= Helengrad =

Neologism in New Zealand politics

Helengrad is a satirical or pejorative term applied to New Zealand's capital city Wellington as the seat of Helen Clark's Fifth Labour Government. It was employed by the Labour Party's opponents and critics to underscore the perceived characteristics and political climate of Wellington during Clark's tenure, often extending to reflect the entirety of New Zealand at the time.

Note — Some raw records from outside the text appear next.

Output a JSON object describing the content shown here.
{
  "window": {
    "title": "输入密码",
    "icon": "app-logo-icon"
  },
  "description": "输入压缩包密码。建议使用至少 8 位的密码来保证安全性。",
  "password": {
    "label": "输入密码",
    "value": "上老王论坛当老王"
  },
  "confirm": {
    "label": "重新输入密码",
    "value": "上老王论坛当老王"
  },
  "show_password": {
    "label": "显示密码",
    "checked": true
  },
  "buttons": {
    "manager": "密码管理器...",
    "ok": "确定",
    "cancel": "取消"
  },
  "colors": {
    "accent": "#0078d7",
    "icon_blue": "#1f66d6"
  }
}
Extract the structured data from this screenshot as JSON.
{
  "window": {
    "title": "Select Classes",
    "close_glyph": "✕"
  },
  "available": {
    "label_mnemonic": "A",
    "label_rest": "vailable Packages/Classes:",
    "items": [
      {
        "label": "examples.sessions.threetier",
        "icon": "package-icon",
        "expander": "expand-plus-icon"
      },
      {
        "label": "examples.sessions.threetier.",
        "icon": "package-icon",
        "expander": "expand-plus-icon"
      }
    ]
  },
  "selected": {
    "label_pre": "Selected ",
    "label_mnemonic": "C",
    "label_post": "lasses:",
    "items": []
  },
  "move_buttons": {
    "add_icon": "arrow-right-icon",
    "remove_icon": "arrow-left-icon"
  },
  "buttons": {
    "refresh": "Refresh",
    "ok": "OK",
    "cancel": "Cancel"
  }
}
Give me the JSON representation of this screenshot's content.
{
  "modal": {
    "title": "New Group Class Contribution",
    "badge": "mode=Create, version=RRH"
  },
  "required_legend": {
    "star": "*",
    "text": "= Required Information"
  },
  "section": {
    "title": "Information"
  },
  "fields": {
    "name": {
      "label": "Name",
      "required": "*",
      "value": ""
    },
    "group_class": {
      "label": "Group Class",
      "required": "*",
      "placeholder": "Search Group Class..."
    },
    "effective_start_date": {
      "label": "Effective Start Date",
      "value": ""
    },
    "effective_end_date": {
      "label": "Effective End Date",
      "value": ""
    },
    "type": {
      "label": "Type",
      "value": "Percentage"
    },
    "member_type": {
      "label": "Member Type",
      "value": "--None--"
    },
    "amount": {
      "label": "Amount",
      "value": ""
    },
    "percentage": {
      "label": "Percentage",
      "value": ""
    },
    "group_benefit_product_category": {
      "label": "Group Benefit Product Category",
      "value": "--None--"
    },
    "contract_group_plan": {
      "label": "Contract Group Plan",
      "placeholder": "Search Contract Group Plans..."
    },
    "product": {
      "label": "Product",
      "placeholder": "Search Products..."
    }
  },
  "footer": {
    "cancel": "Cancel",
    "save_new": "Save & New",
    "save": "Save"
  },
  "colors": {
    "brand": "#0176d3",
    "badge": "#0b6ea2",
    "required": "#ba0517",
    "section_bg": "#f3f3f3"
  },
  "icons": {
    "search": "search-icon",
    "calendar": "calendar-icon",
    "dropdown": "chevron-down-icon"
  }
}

In January 2008, the neologism Helengrad, "a noun used to describe the iron grip of New Zealand's prime minister over Wellington", was reported as having entered Australia's Macquarie online dictionary, along with 85 other new words.

==Origin==
The Helen aspect is derived from Helen Clark, Prime Minister of New Zealand from 1999 to 2008. The suffix -grad (-град in Cyrillic) alludes to cities of the former Soviet Union named after political leaders, such as Leningrad and Stalingrad. The term was used derisively by political opponents of Clark and the Labour Party to equate their ideology and political views with socialism and communism. In a similar way they referred to Helen Clark as "Comrade Helen".

==Usage==
The term was reputedly first used by a caller to Lindsay Perigo's 'Politically Incorrect Show' on Radio Pacific in late 1999 or early 2000, and went on to gain traction in the media and in political circles following its appearance on the cover of the May/June 2000 issue of the magazine 'The Free Radical,' published early April 2000.
A commentary in the Evening Post ascribed the reason to the nickname "Does she (Helen Clark) know the Capital's earned the nickname, Helengrad, such is her total command of issues, initiatives and air time?"

In a 2000 feature article, "Siege of Helengrad," The Australian newspaper wrote that Clark's "uncompromisingly autocratic and pervasive leadership has seen New Zealand dubbed Helengrad".